Bug #7026
closed[Node Manager] Mishandles stop signals
Description
There are two issues here. They might have the same root cause, so for now, I'm filing one issue. If it turns out they don't, it's more important to address the primary bug, and we can split the secondary one off to be dealt with separately.
Primary bug¶
When Node Manager gets a stop signal like SIGINT, the daemon shuts down, along with all the monitors it's created. However, actors started in launcher.main (TimedCallbackActor, the list pollers, the node update actor) never stop, causing the Node Manager process to stay alive.
launcher.main() ends with this code:
signal.pause()
daemon_stopped = node_daemon.actor_ref.actor_stopped.is_set
while not daemon_stopped():
time.sleep(1)
pykka.ActorRegistry.stop_all()
Logs show that the daemon actor stops in Pykka, then many monitor actors shut down after.
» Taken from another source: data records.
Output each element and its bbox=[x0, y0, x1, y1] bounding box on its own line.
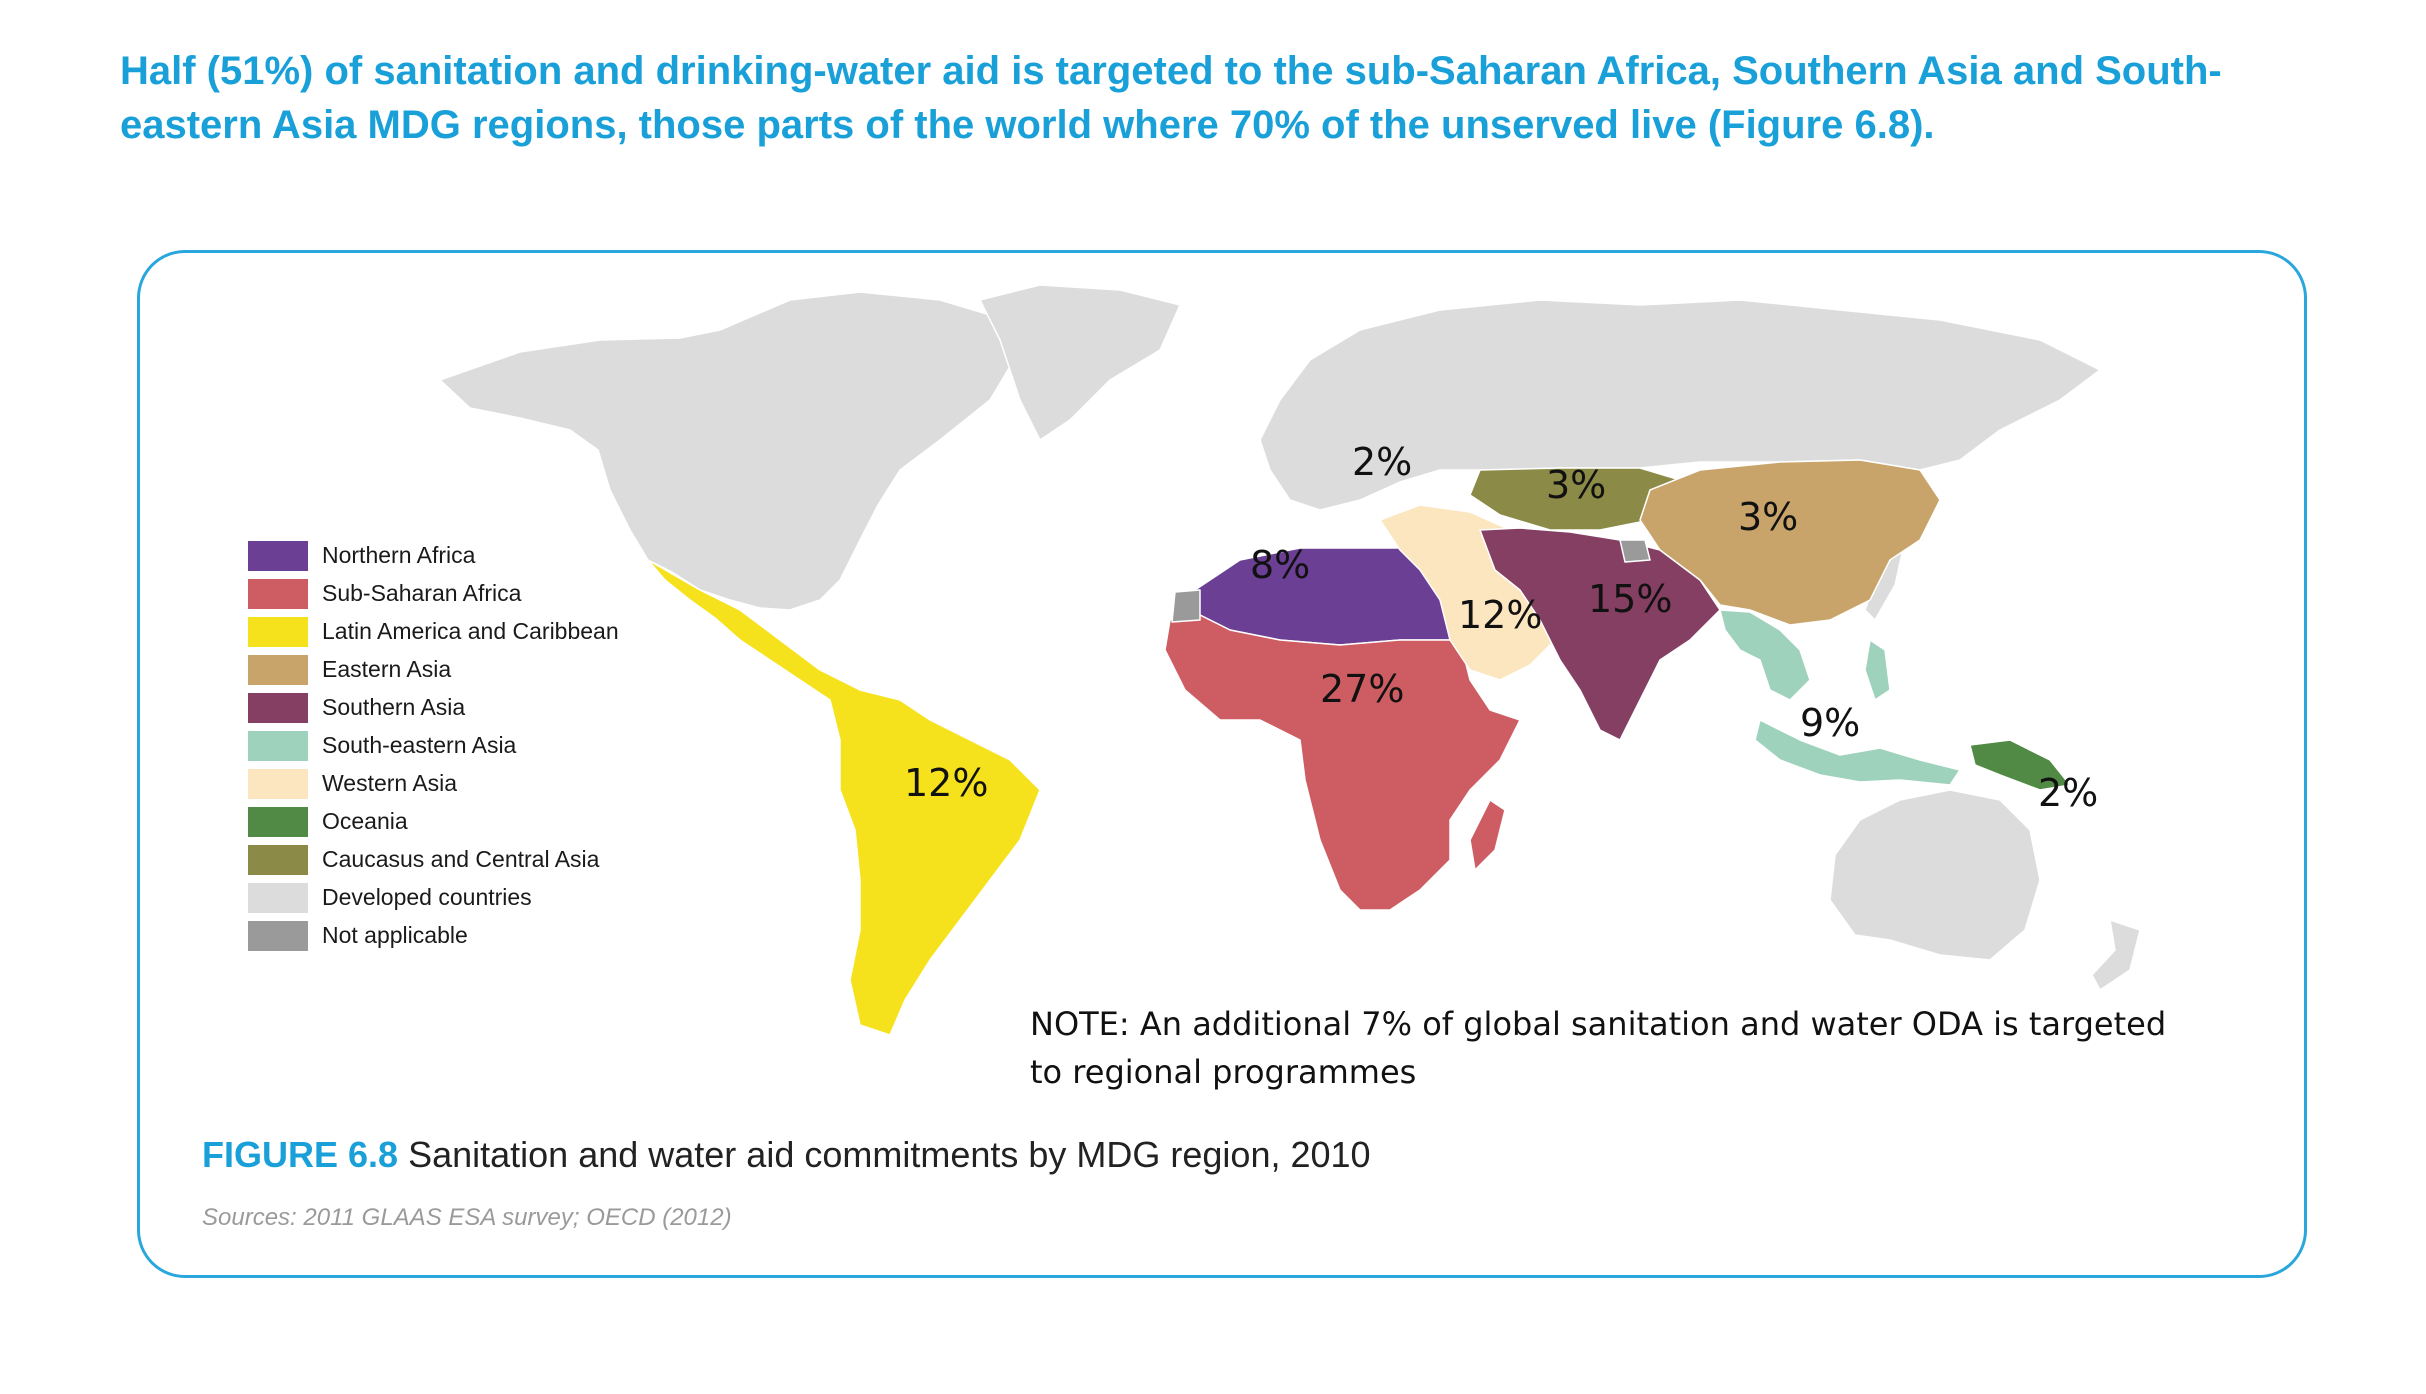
map-label-oceania: 2% bbox=[2038, 771, 2098, 815]
map-label-latin-america: 12% bbox=[904, 761, 988, 805]
region-philippines bbox=[1864, 639, 1891, 701]
figure-frame bbox=[137, 250, 2307, 1278]
region-latin-america bbox=[647, 559, 1041, 1036]
legend-label: Caucasus and Central Asia bbox=[322, 846, 600, 872]
figure-title: Sanitation and water aid commitments by … bbox=[408, 1134, 1371, 1175]
legend-label: Western Asia bbox=[322, 770, 458, 796]
legend-label: Eastern Asia bbox=[322, 656, 452, 682]
map-label-sub-saharan-africa: 27% bbox=[1320, 667, 1404, 711]
headline: Half (51%) of sanitation and drinking-wa… bbox=[120, 49, 2222, 147]
legend-swatch bbox=[248, 655, 308, 685]
legend-label: Not applicable bbox=[322, 922, 468, 948]
note: NOTE: An additional 7% of global sanitat… bbox=[1030, 1005, 2167, 1091]
legend-swatch bbox=[248, 769, 308, 799]
region-oceania bbox=[1969, 739, 2071, 791]
figure-caption: FIGURE 6.8 Sanitation and water aid comm… bbox=[202, 1134, 1371, 1176]
map-label-eastern-asia: 3% bbox=[1738, 495, 1798, 539]
map-label-south-eastern-asia: 9% bbox=[1800, 701, 1860, 745]
legend-swatch bbox=[248, 883, 308, 913]
legend-swatch bbox=[248, 579, 308, 609]
legend-label: Oceania bbox=[322, 808, 408, 834]
legend-swatch bbox=[248, 617, 308, 647]
legend-swatch bbox=[248, 693, 308, 723]
region-new-zealand bbox=[2091, 919, 2141, 991]
legend-label: Latin America and Caribbean bbox=[322, 618, 619, 644]
region-greenland bbox=[979, 284, 1181, 441]
legend-swatch bbox=[248, 845, 308, 875]
legend-label: Developed countries bbox=[322, 884, 532, 910]
map-label-northern-africa: 8% bbox=[1250, 543, 1310, 587]
legend-label: Northern Africa bbox=[322, 542, 476, 568]
legend-swatch bbox=[248, 541, 308, 571]
map-label-southern-asia: 15% bbox=[1588, 577, 1672, 621]
legend-swatch bbox=[248, 921, 308, 951]
region-north-america bbox=[439, 291, 1021, 611]
region-madagascar bbox=[1469, 799, 1506, 871]
region-south-eastern-asia bbox=[1719, 609, 1811, 701]
region-sub-saharan-africa bbox=[1164, 614, 1521, 911]
figure-number: FIGURE 6.8 bbox=[202, 1134, 399, 1175]
map-label-caucasus-central-asia: 3% bbox=[1546, 463, 1606, 507]
region-western-sahara bbox=[1171, 589, 1201, 623]
region-eastern-asia bbox=[1639, 459, 1941, 626]
map-label-western-asia: 12% bbox=[1458, 593, 1542, 637]
region-europe-russia bbox=[1259, 299, 2101, 511]
legend-label: South-eastern Asia bbox=[322, 732, 517, 758]
region-se-asia-islands bbox=[1754, 719, 1961, 786]
legend-swatch bbox=[248, 807, 308, 837]
legend-label: Southern Asia bbox=[322, 694, 466, 720]
map-label-developed: 2% bbox=[1352, 440, 1412, 484]
sources: Sources: 2011 GLAAS ESA survey; OECD (20… bbox=[202, 1204, 732, 1231]
legend-label: Sub-Saharan Africa bbox=[322, 580, 522, 606]
region-kashmir bbox=[1619, 539, 1651, 563]
legend-swatch bbox=[248, 731, 308, 761]
region-australia bbox=[1829, 789, 2041, 961]
region-caucasus-central-asia bbox=[1469, 467, 1681, 531]
region-southern-asia bbox=[1479, 527, 1721, 741]
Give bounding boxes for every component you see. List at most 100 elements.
The daemon actor has no logic to shut down monitor actors. All this makes it look like we're getting to the stop_all()
line. Otherwise, how else would the monitor actors be getting stopped? But other actors apparently aren't being stopped by this method call.
Secondary bug¶
Node Manager is supposed to implement escalating shutdown processes when it gets a stop signal repeatedly, until it eventually forces an exit. See launcher.shutdown_signal(). However, subsequent signals seem to have no effect.